I recieved 8-10 stems of blyxa japonica about 2-3 weeks ago. The plants arrived looking healthy. I planted them all together im close proximity in front of my limewood airstone to kinda cover it up. They looked fine for the first few days and then one started melting. It now looks like all of them are melting. Some of them are growing reddish looking new leaves.

The plants are in a 10 gallon, 1x36 ah supply kit, EI dosing and DIY CO2. Its getting direct light and is not shaded at all. There was a heat wave here last week that kept my tank at 84+ for a couple days at a time. Could that have caused it? Is it just not a good shipper? 

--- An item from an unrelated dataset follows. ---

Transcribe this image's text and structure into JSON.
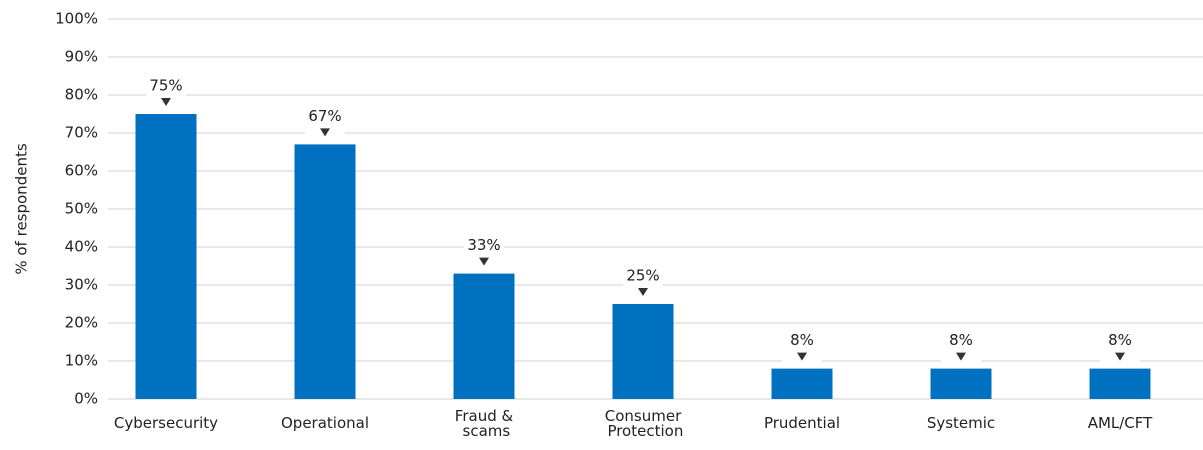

My glosso, rotala rotundifilia and dwarf sag are still growing like weeds.


----------



## Ben Belton (Mar 14, 2004)

I'm not sure of the reason your plants are not doing well. The heat might be the problem. However, I am interested in why you have an airstone. If you are using it to pump air bubbles into your tank, you are driving off the CO2 you are adding.

A couple things about Blyxa that I have found over the years. 

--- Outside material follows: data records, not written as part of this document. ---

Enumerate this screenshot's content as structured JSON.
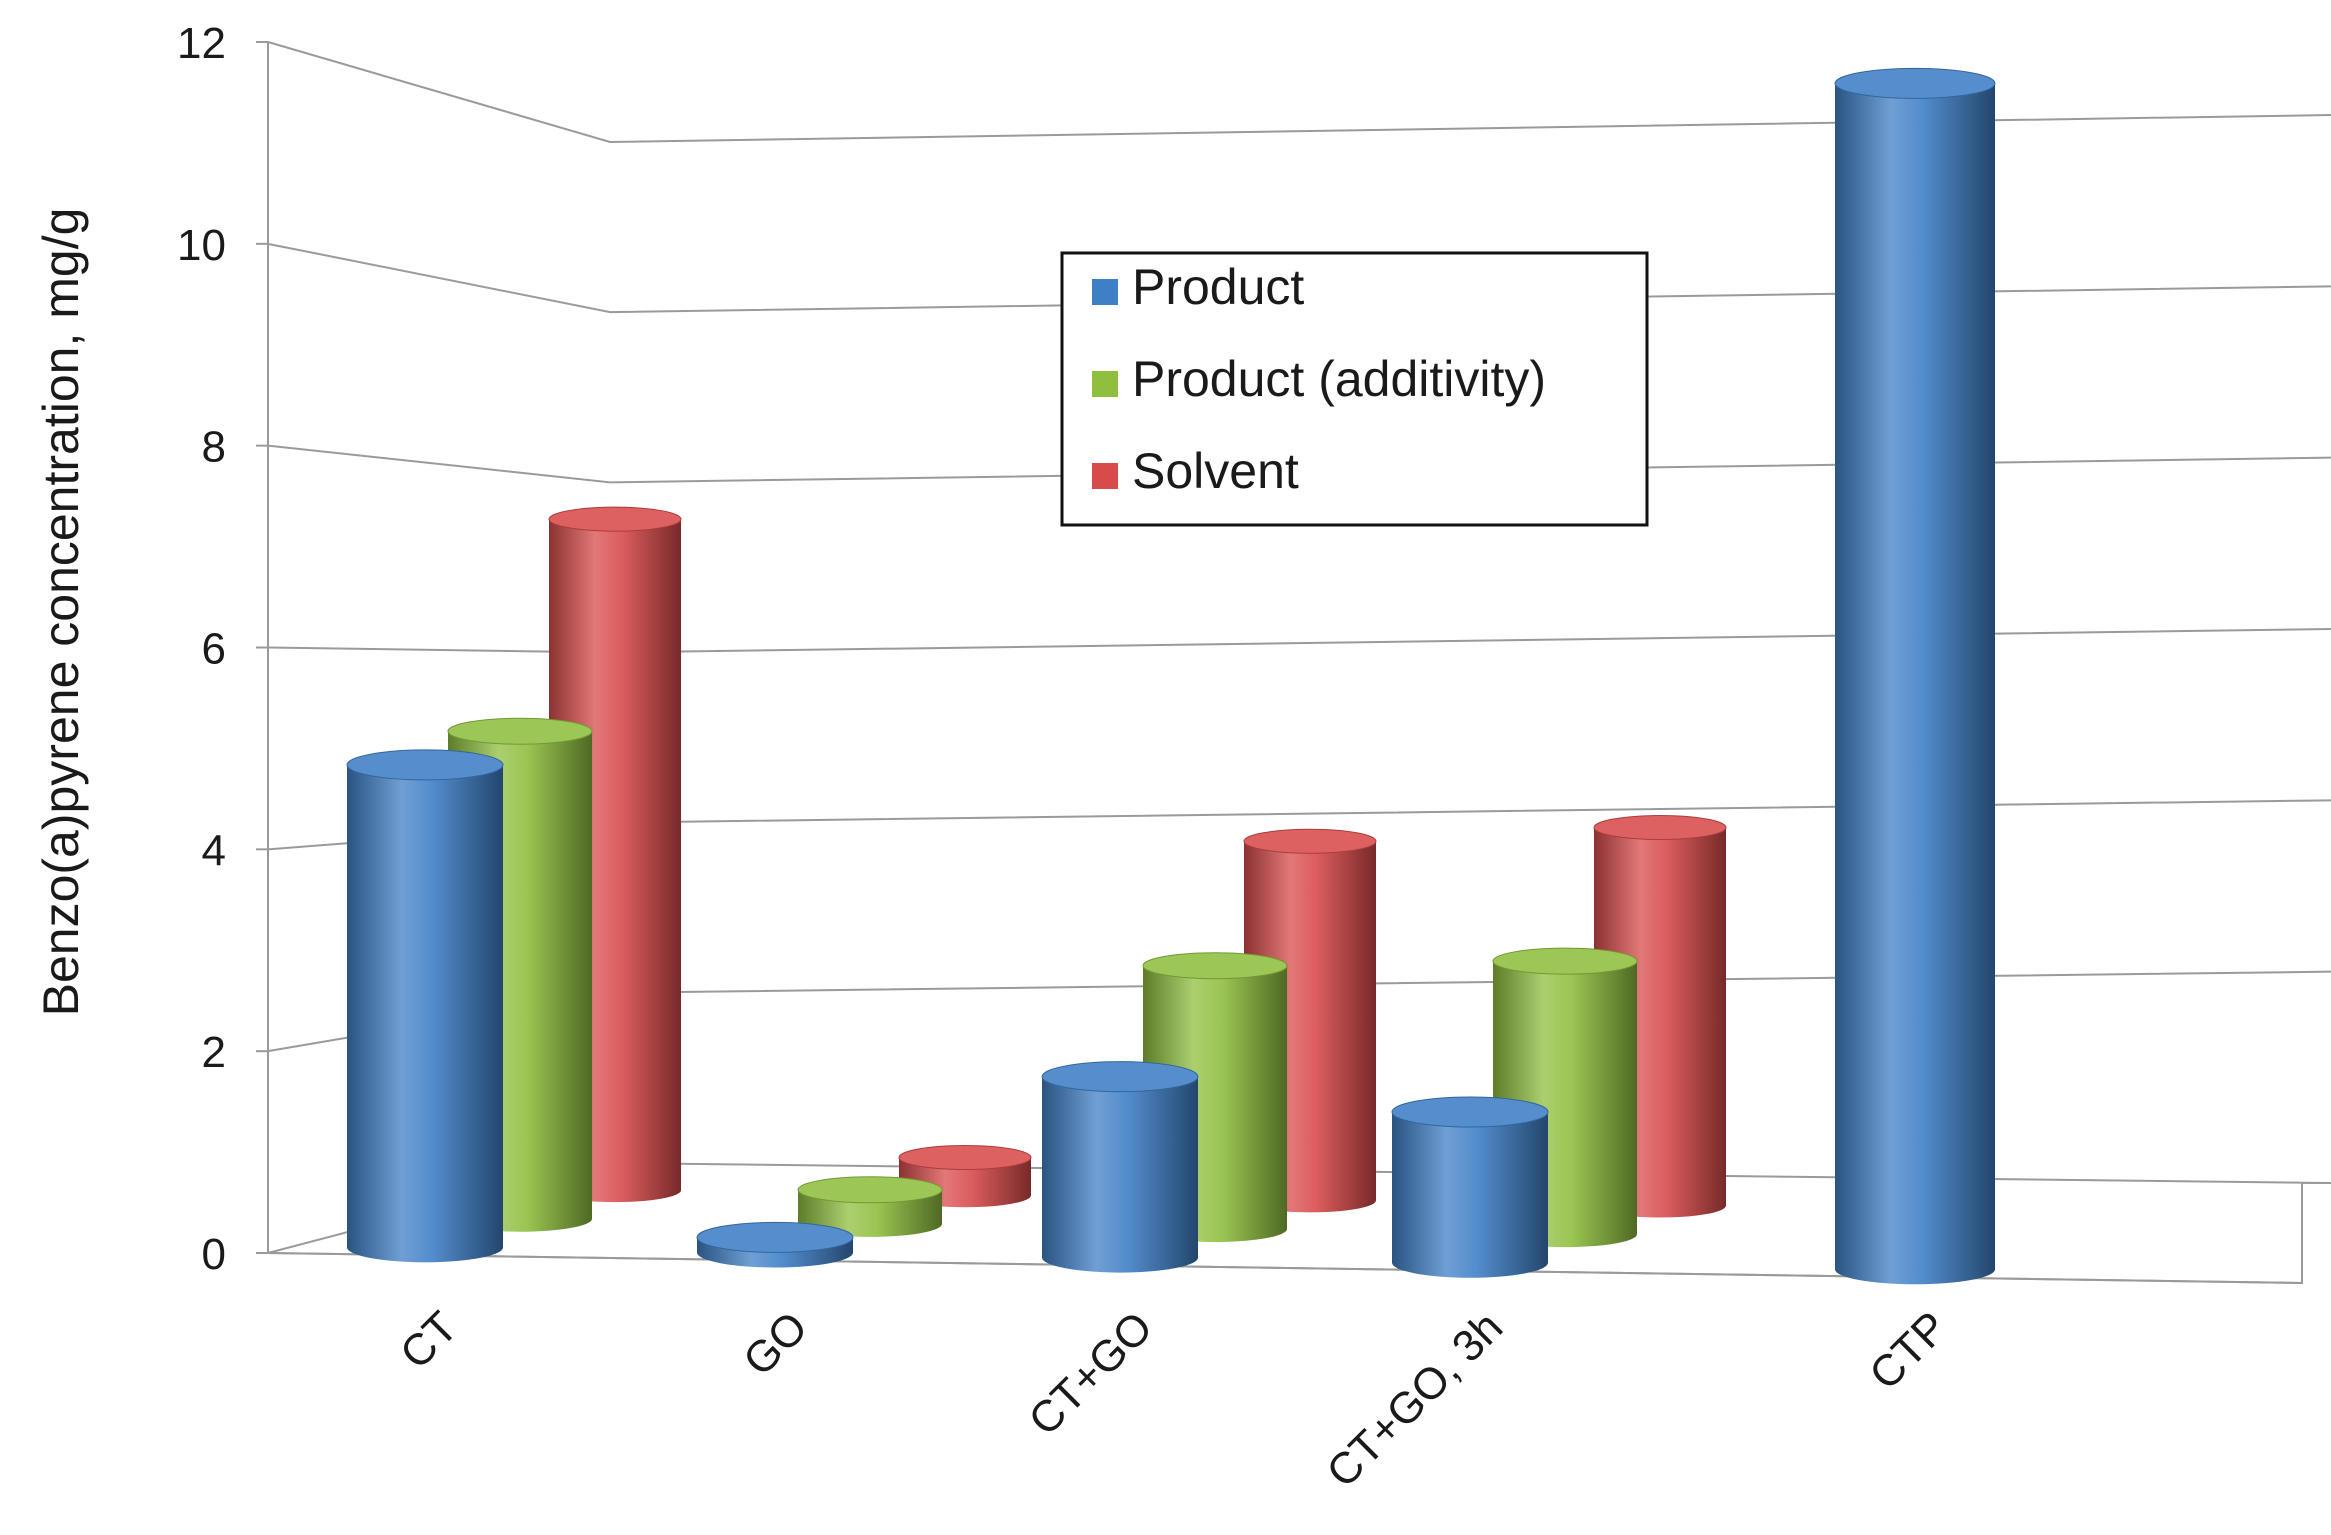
{
  "chart_data": {
    "type": "bar",
    "style": "3d-cylinder",
    "categories": [
      "CT",
      "GO",
      "CT+GO",
      "CT+GO, 3h",
      "CTP"
    ],
    "series": [
      {
        "name": "Product",
        "color": "#3f7fc6",
        "values": [
          4.8,
          0.15,
          1.8,
          1.5,
          11.8
        ]
      },
      {
        "name": "Product (additivity)",
        "color": "#8fbf3f",
        "values": [
          5.0,
          0.35,
          2.7,
          2.8,
          null
        ]
      },
      {
        "name": "Solvent",
        "color": "#d84b4b",
        "values": [
          7.1,
          0.4,
          3.8,
          4.0,
          null
        ]
      }
    ],
    "ylabel": "Benzo(a)pyrene concentration,  mg/g",
    "xlabel": "",
    "ylim": [
      0,
      12
    ],
    "yticks": [
      "0",
      "2",
      "4",
      "6",
      "8",
      "10",
      "12"
    ],
    "grid": true,
    "legend_position": "top-center"
  }
}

1. It does not seem to store a lot of nutrients so low fert levels stunt it very quickly. I don't think this is your problem if you are using EI, but the other plants you have might do better in leaner times and not show it whereas your Blyxa does. Reddish leaves in my Blyxa means not enough NO3. 

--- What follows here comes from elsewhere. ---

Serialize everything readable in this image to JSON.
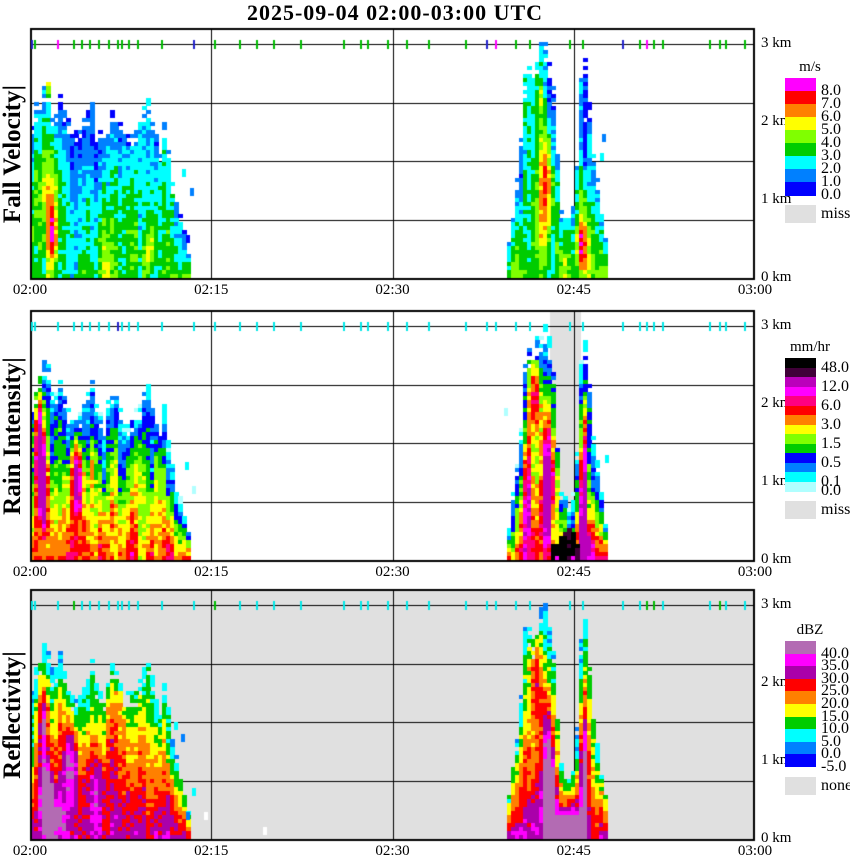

2. If you will cover postage and live in the US, I'll replace your plants if they bite the dust. B. japonica is one of my favorive plants, and I have plenty.

Ben


----------



## Ownager2004 (Apr 18, 2006)

Just to clarify... I have the limewood airstone connected to my DIY CO2 setup so it bubbles into my filter intake. The limewood makes really small bubbles so the intake can diffuse them better and suck them up easier.

Hmm I dont have any test kits, but the way im dosing NO3 it should be fine unless I calculated something wrong. Maybe ill just pitch the solution i have and make a new one. The old one is almost out anyways. Im going to read up and see if my other plants are possibly showing any signs of deficiency.

I agree, my blyxa japonica was one of the coolest plants ive seen until it started melting. Thanks for the offer to replace but im going to ride this out. They look like they may still make it and maybe ill learn something 

Anyone else have any ideas?


----------



## Bert H (Mar 2, 2004)

I have heard other folks have some issues with Blyxa when first introduced to their tanks. It's usually a matter of them adapting to their new environment. The fact that it's growing new leaves is an indication the plant is fine. The 'reddish' color is due to the high lighting you have. Blyxa takes on rust/orange hues in higher light. Give it a little time, I think you'll be ok. I have a bunch of Blyxa in my tanks and in the summertime tank temps are in the 82-85 range with no issues.


----------



## Ownager2004 (Apr 18, 2006)

Ok, thanks guys. I think ill just use the wait and see approach then. Everything else seems to be in order except the blyxa.


----------